Dear God (aka Garden Tractor Forum participants),

Please help...

I have a 20HP 46" Garden Tractor purchased sometime between 1990-1995: 917-273021 (Roper Corp) I also happen to live in Wyoming and have 4 acres and a very long driveway.... thus, I need a snowblower and quick.

I don't have a thousand bucks to throw down on a new 24838 snow thrower w/ the 24831 kit to adapt to my older machine, and I can't find a used and thus affordable 24846 snow thrower.

I DID find a 842-24063 (Haban) snow thrower that had been used with a 1992 18 HP 42" GT 917-255920, but am afraid to purchase it because I really have enough non-working, incompatible tractor/equipment/etc. pieces of potentially useful but not really items in my garage, yard and basement (read= my husband throws nothing away) AND I actually need something that will work.

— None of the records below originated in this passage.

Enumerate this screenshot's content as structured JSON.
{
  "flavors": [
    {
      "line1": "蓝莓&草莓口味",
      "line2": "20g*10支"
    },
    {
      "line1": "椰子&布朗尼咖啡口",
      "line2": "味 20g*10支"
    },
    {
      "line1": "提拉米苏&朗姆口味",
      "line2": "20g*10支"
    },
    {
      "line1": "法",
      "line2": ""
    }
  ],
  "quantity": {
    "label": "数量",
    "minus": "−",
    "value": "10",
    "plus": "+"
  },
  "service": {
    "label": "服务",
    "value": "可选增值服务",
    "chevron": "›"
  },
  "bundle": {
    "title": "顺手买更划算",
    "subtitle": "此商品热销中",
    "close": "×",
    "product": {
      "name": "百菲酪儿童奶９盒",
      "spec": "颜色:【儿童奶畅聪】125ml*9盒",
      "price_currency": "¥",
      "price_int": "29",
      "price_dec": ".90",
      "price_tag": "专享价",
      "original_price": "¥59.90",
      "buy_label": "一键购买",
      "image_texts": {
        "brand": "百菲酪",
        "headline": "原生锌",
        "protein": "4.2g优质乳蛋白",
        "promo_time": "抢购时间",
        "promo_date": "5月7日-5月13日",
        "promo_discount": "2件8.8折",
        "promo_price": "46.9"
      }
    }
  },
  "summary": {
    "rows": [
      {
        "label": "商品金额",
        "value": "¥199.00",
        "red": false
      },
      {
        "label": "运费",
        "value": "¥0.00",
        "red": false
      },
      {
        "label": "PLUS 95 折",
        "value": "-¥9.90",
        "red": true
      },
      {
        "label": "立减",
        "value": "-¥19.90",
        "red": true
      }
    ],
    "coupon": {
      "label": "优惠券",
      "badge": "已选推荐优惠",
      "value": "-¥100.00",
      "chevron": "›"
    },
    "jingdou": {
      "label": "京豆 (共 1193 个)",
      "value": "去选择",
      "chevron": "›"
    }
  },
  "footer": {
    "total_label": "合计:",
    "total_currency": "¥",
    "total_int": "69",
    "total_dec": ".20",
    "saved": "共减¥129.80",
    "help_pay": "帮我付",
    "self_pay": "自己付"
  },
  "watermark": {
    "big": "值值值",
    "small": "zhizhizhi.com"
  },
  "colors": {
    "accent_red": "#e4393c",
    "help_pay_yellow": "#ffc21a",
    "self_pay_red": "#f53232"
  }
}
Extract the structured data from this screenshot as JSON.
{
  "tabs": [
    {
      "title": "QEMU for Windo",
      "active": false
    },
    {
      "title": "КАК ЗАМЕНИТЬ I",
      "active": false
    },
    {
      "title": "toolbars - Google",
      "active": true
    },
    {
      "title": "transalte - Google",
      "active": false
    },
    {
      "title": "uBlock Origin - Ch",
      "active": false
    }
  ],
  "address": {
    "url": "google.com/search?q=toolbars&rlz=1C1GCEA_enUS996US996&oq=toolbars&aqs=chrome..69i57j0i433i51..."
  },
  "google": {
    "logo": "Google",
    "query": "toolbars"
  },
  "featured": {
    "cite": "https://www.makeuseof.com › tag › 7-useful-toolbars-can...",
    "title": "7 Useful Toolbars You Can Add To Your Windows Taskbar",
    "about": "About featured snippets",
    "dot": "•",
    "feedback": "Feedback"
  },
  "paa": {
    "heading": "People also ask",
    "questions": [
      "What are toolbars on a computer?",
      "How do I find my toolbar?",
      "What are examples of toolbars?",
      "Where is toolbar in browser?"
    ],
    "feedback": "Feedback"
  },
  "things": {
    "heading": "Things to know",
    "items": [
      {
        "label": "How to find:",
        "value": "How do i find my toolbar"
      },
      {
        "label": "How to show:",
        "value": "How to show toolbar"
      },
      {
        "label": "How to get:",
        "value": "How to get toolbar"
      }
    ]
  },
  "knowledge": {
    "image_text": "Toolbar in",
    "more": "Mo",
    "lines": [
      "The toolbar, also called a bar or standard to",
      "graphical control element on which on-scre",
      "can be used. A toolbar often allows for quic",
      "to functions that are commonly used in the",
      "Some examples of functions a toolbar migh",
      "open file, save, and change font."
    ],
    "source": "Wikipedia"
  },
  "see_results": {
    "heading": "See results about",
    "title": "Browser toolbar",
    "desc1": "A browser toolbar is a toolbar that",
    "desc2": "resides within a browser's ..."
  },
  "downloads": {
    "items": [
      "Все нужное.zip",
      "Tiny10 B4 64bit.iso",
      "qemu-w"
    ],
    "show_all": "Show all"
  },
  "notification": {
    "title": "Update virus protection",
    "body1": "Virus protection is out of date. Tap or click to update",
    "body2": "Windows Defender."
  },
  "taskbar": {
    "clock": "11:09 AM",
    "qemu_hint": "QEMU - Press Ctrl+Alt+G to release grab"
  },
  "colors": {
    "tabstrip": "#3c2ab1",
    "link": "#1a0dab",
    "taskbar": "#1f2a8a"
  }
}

Is there anyone who can verify or deny the possibility of this '92 thrower working with my tractor(without using duct tape...)? I can't find any information about compatibility fit-up... only the prescribed fit-up, but in reading a gazillion posts, I noticed that you folks are loaded with ingenuity. The only information I was able to find is that the '92 thrower will probably require a manual clutch conversion kit (#18786).

The Mister is very handy, but not so much with the internet, so I'm his tech-ambassador. I apologize if this has been addressed elsewhere, but I promise I looked carefully before starting a new thread...

MUCH obliged for any assistance!!!!

Tonya


----------